Ichikawa-san said this was a good song.
Sako said this song was the best.
But it's not enough. Not enough at all.
"We will soon be arriving at Ichika-cho Station."
The in-train announcement signals the arrival at the station nearest to my house.
"I'll make sure to put things like this into words properly."
The words Ichikawa-san said the day before yesterday flashed back.
Next is my turn.
Slipping through the opening train doors, I desperately moved my unathletic legs and hurried home.
Arriving home, I rushed into my room without even saying "I'm home."
I booted up my computer and launched the home recording software.
I connected my guitar to the computer through the audio interface. I put on my headphones.
What should I do? Should I put a completely different song to Azuma-san's lyrics?
No, that's not it.
"When you listen to a melody and put what you want to convey onto it, you have to think about what kind of words those will be."
Azuma-san said that.
These lyrics of Azuma-san's were made for this song.
Should I rearrange the second half to give it more depth?
No, that's not it either.
We're a three-piece band this time. We shouldn't do anything we can't show in a live performance.
"I'll add... a Grand Chorus."
'Heijitsu' is a song with a simple repeating structure: Verse A -> Chorus -> Verse A -> Chorus -> Verse A -> Chorus.
I should be able to add a Grand Chorus at the very end of this.
I ring the guitar. The chords are decided.
What about the drums? Is it okay for the rhythm here to be the same as before?
Through trial and error, I make it more dynamic, more dramatic, but without becoming too over-the-top.
I record while playing the electronic drums in my room.
After the drums, it's the bass. The bassline gradually solidifies. I apply a bit of the finger-picking phrase that Sako is good at.

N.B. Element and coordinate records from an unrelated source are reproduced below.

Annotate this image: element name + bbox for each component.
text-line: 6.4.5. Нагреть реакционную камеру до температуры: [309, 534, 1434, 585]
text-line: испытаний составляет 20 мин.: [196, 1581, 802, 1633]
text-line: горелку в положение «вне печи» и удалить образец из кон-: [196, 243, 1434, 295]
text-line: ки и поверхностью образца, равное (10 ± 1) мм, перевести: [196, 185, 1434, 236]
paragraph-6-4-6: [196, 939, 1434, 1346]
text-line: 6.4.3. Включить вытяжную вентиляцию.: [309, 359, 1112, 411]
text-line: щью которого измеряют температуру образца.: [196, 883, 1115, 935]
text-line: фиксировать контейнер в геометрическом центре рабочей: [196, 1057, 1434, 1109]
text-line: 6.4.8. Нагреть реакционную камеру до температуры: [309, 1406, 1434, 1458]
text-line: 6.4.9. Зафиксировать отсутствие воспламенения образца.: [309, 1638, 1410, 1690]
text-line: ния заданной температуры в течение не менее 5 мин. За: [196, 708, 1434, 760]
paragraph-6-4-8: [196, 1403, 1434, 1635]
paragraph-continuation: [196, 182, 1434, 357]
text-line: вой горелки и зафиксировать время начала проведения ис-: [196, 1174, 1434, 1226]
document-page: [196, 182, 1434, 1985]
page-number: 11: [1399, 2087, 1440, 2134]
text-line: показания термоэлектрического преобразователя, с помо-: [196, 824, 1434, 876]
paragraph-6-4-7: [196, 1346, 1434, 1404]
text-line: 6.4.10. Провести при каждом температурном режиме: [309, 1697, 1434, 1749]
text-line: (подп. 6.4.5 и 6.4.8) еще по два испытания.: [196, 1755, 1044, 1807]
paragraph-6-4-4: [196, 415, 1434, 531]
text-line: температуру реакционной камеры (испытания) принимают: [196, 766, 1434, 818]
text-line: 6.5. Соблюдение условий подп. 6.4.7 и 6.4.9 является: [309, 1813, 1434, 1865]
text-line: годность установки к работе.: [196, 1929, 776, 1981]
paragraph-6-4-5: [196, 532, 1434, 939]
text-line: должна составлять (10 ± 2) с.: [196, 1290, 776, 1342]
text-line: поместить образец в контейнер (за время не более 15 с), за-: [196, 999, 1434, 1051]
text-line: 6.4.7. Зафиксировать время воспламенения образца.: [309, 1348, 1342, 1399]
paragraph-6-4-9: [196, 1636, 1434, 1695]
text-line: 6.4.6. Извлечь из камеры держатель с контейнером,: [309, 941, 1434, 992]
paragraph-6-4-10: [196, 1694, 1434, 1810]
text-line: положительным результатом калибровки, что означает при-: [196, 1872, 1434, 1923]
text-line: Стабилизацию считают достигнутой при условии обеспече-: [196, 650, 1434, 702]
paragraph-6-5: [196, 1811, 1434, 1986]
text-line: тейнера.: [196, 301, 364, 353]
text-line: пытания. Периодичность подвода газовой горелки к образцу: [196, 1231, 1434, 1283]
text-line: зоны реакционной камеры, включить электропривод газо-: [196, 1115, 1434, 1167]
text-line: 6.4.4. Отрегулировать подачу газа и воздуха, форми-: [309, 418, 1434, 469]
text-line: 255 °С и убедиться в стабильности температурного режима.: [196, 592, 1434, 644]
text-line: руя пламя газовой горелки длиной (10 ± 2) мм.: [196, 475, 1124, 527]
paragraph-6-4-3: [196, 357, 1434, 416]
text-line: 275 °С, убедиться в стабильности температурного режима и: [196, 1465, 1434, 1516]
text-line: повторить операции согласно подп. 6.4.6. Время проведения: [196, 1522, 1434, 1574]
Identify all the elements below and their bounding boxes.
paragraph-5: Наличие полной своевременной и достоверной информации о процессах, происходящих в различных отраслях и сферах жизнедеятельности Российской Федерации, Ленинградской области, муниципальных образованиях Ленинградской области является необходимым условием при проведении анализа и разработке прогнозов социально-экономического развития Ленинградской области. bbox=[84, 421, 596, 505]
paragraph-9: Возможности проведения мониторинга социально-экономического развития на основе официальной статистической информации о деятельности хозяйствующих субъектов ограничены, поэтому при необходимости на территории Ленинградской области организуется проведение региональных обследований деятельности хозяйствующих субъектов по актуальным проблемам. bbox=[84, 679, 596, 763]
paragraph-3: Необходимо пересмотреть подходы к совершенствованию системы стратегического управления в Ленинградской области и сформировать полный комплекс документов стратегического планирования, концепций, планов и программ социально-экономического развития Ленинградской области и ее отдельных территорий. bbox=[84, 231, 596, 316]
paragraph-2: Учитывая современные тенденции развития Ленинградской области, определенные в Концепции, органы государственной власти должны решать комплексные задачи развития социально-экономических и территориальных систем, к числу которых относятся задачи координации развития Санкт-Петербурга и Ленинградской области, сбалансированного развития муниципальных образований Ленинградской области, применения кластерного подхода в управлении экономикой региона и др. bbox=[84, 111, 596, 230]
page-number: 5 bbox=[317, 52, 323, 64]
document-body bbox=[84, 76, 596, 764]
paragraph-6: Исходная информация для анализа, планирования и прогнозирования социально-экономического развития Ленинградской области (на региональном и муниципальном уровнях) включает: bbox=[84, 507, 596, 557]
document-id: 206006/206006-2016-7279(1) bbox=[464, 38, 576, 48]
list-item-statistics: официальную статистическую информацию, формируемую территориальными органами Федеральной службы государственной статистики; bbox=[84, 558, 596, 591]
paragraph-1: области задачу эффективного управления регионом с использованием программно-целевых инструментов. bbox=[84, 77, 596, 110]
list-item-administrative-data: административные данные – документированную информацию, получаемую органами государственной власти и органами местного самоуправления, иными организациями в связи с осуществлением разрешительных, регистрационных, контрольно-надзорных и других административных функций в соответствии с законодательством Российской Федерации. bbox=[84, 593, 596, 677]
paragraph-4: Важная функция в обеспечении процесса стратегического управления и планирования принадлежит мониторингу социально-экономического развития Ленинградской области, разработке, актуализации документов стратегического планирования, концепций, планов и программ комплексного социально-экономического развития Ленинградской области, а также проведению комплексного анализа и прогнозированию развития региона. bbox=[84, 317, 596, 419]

I input the melody with the keyboard. Conscious of Ichikawa-san's vocal range and the pitch where it's easiest for emotions to ride, I carefully weave the notes one by one, making sure they don't sound mechanical.
By the time I finished inserting the new Grand Chorus into the original sound source, the sky was beginning to turn white.
I should have arrived home around 8 PM, so it seems it finally took about eight hours.
I exported the audio data and sent the URL to the 'Project amane-sama' upload folder.
In that moment, I felt a sudden, sharp hunger.
Taking off my headphones and looking at the entrance to the room, I saw curry on a tray and a small scrap of paper.
'Stupid shut-in Takkun. Yuzu.'
Seeing that scrap of paper, I gave a wry smile.
"I'm a loner, but I'm not a shut-in."
After muttering that, I corrected myself.
"...I'm not a loner anymore, either."